The cup isolates the medication targeted to the eye from being absorbed into the blood stream. It delivers medications to the interior of the eye over long periods of time up to months.
Drops, periocular injections and intraocular injections are currently used to deliver medications to the eye but generally for short periods of time.
This work is being backed by 3T Ophthalmics (Irvine, California), which holds the associated intellectual property license.
The episcleral drug reservoir is inserted under the thin, filmy conjunctiva, or covering of the eyeball, to the sclera the fibrous, protective outer layer of the eye. The cup administers the drug slowly by passive diffusion through the sclera, where it reaches the retina and vitreous. The device is so small the patient's vision is unlikely to be affected.
With preliminary testing complete, Murphree is currently developing a protocol for phase I/II clinical trials in humans, focused on retinoblastoma, to take place in 2010.
Murphree's first focus, retinoblastoma, requires relatively large doses to achieve a therapeutic concentration in the retina. A byproduct is that the chemo destroys the bone marrow and depresses the child's immune system, often leading to secondary infections. All of this delays an effective administration of the drug and the ability to treat the cancer.

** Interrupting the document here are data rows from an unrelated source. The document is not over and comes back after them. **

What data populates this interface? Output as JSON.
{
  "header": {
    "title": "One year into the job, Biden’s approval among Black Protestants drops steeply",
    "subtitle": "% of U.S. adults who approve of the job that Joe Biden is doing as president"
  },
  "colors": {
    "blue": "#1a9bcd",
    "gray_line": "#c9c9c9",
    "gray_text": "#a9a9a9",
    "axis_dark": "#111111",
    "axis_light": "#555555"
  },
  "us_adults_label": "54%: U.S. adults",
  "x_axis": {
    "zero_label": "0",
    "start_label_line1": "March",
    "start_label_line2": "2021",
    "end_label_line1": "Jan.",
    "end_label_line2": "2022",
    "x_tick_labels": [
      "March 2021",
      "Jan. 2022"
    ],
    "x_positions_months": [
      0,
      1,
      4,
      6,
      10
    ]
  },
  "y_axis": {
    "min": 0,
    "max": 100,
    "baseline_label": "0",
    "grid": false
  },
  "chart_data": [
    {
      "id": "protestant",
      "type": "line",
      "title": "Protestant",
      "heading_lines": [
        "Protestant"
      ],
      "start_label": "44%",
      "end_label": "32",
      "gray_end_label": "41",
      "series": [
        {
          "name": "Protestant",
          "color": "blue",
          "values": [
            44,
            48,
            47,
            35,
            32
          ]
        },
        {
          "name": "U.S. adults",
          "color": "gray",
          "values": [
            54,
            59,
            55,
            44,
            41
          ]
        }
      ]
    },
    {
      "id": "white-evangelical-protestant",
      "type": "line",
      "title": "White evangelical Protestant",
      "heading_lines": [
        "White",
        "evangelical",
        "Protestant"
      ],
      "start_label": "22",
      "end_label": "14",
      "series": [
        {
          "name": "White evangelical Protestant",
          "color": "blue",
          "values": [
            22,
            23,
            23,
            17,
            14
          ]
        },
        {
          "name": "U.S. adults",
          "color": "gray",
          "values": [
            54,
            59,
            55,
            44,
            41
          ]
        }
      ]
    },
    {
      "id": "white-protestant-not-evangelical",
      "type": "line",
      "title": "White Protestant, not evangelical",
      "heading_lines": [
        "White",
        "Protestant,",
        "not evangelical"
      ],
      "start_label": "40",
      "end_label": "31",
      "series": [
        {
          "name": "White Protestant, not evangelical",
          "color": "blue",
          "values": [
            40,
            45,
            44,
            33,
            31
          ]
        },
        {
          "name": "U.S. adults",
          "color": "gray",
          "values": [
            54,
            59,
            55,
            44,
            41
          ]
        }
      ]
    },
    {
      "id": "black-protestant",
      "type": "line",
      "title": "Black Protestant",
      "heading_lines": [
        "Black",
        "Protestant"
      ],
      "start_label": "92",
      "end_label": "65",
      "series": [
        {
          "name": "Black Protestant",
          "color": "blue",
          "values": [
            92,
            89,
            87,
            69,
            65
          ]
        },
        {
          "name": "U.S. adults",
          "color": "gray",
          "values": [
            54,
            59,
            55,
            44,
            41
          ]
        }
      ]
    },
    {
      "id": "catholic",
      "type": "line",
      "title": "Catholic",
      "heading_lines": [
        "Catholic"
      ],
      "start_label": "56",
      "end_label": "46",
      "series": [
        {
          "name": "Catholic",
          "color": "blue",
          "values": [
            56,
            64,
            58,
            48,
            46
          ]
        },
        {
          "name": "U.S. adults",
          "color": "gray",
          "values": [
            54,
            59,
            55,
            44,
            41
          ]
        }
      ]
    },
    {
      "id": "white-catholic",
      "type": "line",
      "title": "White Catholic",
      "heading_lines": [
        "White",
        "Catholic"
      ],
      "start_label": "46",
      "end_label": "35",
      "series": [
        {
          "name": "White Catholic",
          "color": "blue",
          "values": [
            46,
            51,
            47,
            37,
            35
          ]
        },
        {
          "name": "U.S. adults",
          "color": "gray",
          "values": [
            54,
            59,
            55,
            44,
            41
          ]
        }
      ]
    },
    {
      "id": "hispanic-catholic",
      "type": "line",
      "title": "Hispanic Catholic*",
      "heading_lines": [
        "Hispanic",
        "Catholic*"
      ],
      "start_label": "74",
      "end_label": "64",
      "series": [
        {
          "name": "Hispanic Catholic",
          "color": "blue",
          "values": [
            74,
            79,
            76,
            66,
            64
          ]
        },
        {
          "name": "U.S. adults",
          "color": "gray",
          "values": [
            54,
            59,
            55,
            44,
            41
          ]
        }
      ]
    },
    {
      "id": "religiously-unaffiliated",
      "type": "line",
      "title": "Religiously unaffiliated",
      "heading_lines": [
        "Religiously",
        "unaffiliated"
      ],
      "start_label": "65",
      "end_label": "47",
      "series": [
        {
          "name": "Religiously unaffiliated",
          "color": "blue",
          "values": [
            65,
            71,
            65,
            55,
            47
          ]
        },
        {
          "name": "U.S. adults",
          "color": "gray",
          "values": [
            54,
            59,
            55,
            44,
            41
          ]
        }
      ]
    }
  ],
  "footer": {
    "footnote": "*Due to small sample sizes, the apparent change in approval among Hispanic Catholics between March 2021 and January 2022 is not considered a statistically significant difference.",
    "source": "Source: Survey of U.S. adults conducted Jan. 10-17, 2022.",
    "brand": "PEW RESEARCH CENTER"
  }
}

"Our preliminary research shows that once the cup is fitted, the child should be able go home for several weeks. Because the drug is being administered directly into the eye and not systemically, chemotherapy dosage levels will be much lower and the debilitating side effects will be reduced," Murphree said.
He has tested the device in rabbits and observed they didn't seem to feel discomfort when the cup was attached, nor did they experience side effects as they would from systemically administered drugs.
The device is 8 mm to 10 mm with a reservoir that is about one-tenth of a millimeter. Liquids, tablets or gels could be loaded in the cup.
"We've shown that we can get 30 to 40 times more drug this way than if you gave the same amount as an injection," he said. "The difference is that you maintain the concentration radiant across the eye wall. Theoretically it could deliver drugs as large as Avastin and as small as antibiotics or steroids. It can stay on as long or as short a period as you want."